Myanmar, like all people, displays their own special traits of character. Myanmar means the Bamar as well as Kachin, Kayah, Chin, Mon, Rakhine and Shan major indigenous peoples and all the minor ones. Growing up together harmoniously and in solidarity, drinking the same water and eating the same cereals, they have developed the same tone and temper of character.
Burmese Character Traits
Step aside from the breathtaking natural landscape, what makes tourists in Myanmar tours fall in love immediately is the incredible friendliness, gentleness, and simple lifestyle of the Burmese people that even when you come back to your country, these memories will still be with you forever. Let’s find out more specific characteristics of them as below:
Myanmar people are friendly and are especially ready with a warm smile to welcome a foreign person. They have a genuine interest in a person as a person, not out of curiosity but from fellow-feeling. This feeling is reinforced by the notion generally held that people meet in this life because they had been friends in a previous life and that now is the chance to renew old friendships. Thus, any meeting of people starts from the basis of friendly feeling.
Myanmar people exhibit a readiness to help. They may not articulate the question, “May I help you?”. They do not wish to be considered as interfering. But they stand by and are ready to step forward with a helping hand if asked. So do not hesitate to ask for help whenever you need it. They may not speak much English but most will understand what you want.

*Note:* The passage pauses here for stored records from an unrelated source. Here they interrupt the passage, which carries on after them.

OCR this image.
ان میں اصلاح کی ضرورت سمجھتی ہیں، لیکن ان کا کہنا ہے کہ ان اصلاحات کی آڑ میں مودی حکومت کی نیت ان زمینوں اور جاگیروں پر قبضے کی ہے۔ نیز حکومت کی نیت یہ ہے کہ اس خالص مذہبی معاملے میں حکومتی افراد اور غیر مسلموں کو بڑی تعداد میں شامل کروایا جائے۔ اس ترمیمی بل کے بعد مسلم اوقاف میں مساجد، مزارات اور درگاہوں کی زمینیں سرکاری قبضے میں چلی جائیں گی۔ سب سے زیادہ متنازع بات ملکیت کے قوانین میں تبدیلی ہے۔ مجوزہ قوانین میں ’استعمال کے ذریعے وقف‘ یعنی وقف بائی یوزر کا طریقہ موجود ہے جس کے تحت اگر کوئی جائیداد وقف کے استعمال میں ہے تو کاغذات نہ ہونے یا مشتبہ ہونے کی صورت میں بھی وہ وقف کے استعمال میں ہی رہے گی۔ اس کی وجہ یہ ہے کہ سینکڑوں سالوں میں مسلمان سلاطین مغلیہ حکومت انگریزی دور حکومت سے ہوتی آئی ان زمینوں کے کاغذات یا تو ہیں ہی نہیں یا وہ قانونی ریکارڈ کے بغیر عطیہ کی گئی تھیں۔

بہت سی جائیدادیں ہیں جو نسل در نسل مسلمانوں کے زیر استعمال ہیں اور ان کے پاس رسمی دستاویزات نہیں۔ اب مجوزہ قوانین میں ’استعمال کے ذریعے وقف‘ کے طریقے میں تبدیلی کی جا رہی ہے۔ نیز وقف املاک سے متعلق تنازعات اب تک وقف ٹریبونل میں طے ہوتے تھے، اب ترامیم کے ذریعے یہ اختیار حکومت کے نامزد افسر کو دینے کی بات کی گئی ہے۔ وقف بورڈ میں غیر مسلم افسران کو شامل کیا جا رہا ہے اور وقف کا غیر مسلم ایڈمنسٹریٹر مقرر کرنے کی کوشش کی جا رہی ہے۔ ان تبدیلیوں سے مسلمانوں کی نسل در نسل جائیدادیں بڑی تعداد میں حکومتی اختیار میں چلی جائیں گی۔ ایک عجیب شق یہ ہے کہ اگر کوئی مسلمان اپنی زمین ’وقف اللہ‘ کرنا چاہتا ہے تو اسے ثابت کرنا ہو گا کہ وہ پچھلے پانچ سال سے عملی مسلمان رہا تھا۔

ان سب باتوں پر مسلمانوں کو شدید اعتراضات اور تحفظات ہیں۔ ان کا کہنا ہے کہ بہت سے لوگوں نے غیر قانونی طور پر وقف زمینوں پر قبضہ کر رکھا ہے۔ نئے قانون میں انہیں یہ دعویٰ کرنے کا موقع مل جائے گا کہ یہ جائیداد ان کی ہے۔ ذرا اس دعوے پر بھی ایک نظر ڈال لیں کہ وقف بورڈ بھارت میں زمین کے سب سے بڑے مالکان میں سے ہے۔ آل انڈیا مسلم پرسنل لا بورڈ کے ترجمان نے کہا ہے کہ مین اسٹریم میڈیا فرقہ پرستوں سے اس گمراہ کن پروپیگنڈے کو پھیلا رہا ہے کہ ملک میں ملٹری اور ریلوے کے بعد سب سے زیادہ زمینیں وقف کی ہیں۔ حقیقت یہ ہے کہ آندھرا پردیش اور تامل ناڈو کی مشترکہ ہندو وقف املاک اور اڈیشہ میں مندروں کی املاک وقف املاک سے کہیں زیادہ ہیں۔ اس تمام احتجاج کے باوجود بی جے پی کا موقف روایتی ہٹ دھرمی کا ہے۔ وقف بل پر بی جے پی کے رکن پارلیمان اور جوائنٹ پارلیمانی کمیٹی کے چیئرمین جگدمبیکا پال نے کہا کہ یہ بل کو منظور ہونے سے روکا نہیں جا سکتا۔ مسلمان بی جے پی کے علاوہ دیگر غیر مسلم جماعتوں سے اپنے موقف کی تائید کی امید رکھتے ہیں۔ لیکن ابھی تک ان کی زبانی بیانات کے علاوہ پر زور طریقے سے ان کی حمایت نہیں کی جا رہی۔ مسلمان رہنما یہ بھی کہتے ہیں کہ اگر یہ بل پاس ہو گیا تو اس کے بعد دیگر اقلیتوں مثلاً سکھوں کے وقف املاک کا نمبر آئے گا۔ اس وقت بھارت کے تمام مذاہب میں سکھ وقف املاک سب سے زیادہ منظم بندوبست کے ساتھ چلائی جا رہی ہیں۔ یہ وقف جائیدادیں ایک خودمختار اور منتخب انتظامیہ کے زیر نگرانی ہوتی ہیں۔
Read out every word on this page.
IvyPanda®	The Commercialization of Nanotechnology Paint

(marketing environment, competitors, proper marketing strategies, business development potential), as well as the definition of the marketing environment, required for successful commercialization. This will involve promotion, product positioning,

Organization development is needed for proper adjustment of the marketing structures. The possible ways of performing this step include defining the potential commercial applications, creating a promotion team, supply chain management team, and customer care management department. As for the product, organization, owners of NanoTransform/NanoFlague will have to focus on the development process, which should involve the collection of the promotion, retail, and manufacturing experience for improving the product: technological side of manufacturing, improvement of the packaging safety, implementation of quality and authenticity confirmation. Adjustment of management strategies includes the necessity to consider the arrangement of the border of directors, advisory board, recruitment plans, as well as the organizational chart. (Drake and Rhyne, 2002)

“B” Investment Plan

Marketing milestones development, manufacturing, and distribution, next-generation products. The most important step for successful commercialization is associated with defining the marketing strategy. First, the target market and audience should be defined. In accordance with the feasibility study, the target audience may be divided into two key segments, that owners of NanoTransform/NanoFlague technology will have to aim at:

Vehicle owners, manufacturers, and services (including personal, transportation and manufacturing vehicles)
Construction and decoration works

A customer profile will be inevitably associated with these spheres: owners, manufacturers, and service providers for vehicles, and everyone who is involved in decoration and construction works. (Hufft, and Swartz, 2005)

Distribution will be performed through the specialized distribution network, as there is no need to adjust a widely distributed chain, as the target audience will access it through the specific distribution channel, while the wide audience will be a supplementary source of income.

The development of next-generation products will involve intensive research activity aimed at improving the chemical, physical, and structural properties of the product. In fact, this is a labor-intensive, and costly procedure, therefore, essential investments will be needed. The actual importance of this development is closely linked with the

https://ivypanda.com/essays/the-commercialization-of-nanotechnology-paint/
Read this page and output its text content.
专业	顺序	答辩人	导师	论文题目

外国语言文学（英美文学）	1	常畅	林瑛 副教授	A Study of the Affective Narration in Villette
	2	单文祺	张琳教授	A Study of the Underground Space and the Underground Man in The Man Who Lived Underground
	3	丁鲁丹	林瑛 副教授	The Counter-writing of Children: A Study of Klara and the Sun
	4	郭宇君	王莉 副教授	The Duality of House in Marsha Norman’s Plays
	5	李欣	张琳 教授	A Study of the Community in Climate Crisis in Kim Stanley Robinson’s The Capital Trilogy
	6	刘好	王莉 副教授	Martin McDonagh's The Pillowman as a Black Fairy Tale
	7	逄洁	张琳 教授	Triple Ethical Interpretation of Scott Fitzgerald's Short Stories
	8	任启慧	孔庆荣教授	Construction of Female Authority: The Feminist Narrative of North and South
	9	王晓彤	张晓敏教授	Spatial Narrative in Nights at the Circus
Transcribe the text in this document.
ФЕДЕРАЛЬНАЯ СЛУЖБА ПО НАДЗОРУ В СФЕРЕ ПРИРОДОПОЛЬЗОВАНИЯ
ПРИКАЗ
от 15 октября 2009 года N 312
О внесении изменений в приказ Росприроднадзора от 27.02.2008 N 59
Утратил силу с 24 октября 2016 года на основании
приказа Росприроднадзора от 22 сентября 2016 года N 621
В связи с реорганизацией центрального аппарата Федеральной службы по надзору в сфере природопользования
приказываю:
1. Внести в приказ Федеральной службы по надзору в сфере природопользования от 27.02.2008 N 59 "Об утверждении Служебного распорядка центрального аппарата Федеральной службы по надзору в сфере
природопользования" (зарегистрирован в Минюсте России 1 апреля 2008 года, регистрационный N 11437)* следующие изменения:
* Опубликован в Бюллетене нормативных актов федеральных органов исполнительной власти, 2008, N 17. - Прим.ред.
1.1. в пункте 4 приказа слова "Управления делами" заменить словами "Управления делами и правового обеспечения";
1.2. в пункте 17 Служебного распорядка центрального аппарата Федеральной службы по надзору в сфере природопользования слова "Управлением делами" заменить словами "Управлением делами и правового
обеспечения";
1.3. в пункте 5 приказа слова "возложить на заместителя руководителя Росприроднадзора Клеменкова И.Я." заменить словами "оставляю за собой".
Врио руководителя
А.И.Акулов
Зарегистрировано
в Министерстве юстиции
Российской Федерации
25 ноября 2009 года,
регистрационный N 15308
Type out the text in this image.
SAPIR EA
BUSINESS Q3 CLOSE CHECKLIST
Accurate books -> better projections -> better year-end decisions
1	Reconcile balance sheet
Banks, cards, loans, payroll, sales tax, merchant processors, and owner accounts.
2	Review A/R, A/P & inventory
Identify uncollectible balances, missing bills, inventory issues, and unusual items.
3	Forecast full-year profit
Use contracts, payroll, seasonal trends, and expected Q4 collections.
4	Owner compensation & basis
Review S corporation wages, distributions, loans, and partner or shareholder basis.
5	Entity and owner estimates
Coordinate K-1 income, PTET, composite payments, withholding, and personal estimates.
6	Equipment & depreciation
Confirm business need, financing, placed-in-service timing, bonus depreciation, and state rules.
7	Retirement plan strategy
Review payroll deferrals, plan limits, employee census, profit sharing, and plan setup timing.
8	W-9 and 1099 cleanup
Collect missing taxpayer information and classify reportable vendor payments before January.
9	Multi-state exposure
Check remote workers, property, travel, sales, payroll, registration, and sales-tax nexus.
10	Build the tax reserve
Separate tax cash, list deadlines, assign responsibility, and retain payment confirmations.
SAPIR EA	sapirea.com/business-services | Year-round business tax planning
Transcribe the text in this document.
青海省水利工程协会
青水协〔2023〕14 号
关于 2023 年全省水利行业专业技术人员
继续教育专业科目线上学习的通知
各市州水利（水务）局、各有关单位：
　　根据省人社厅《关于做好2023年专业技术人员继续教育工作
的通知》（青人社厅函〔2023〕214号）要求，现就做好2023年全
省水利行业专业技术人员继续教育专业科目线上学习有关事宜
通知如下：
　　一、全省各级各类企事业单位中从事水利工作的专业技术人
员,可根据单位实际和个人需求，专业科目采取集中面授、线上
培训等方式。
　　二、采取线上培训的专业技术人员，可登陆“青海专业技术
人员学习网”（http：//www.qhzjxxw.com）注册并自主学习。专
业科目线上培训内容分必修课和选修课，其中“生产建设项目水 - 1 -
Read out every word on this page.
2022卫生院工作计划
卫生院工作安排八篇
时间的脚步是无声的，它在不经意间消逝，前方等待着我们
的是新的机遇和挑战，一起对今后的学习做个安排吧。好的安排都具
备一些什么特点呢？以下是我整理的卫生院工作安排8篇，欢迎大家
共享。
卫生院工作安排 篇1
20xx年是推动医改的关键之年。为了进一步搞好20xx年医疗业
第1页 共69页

Myanmar people are willing to wait patiently for something to happen. Not many generations away, perhaps only one, from the agricultural rhythm of the fields, they understand that things take time to grow and ripen. A saying on patience presents as illustration indigenous races who are great growers of tea. “If you would have tea of top quality, the Palaung must go slowly up the hill.” Brought up in a tradition which views the world in a long time perspective, the Burmese are naturally patient. Just as they are accommodating to people, they are accommodating to life.
Myanmar people are not easily aroused to anger by irritations and frustrations. They consider these pricks and jabs as part of daily life and wonder why anybody would want to get into a temper. This does not mean that the Burmese are placid. They do get disturbed; after all, they are human, but not to the extent of rushing into anger. Nor are they cold. They possess the positive feelings of sympathy and loving- kindness.
Myanmar people are a proud people. Their sense of pride is aroused when they are treated unfairly or in an overbearing manner. Treat a Myanmar fairly and he will serve you well, work hard for you. Treat him arrogantly or in a domineering manner or tone of voice and he will respond with insolence (tit for tat?) or obstinacy. He may even leave you, not caring for whatever pecuniary benefit association with you might have. Remember when you deal with a Myanmar you are dealing with a person who values obligations. These obligations are not one-directional but reciprocal such as the obligation of the son to parent and parent to son, wife to husband and husband to wife.
Specific Guides to Burmese People Names
You will find Myanmar names like U Ba Tin, Daw Khin Lay. The names cannot be divided into two parts: the given name and the family name. The whole thing is the given name. There is no family name.
The U is the prefix to the name of a man. Daw is the prefix to the name of a woman.
The prefixes for younger persons are Ko or Maung for male and Ma for female, as in Ko Ba Tin, Maung Ba Tin, and Ma Khin Lay.
The names without the prefixes would be Ba Tin, Khin Lay, which is sometimes used by senior per-sons addressing juniors or between familiars.
Don’t address a senior of age or status with Ko, Maung or Ma.
Don’t use the respectful U or Daw where Ko or Ma would suffice.
Remember too that the wife does not assume the husband’s name on marriage. She keeps her given name throughout.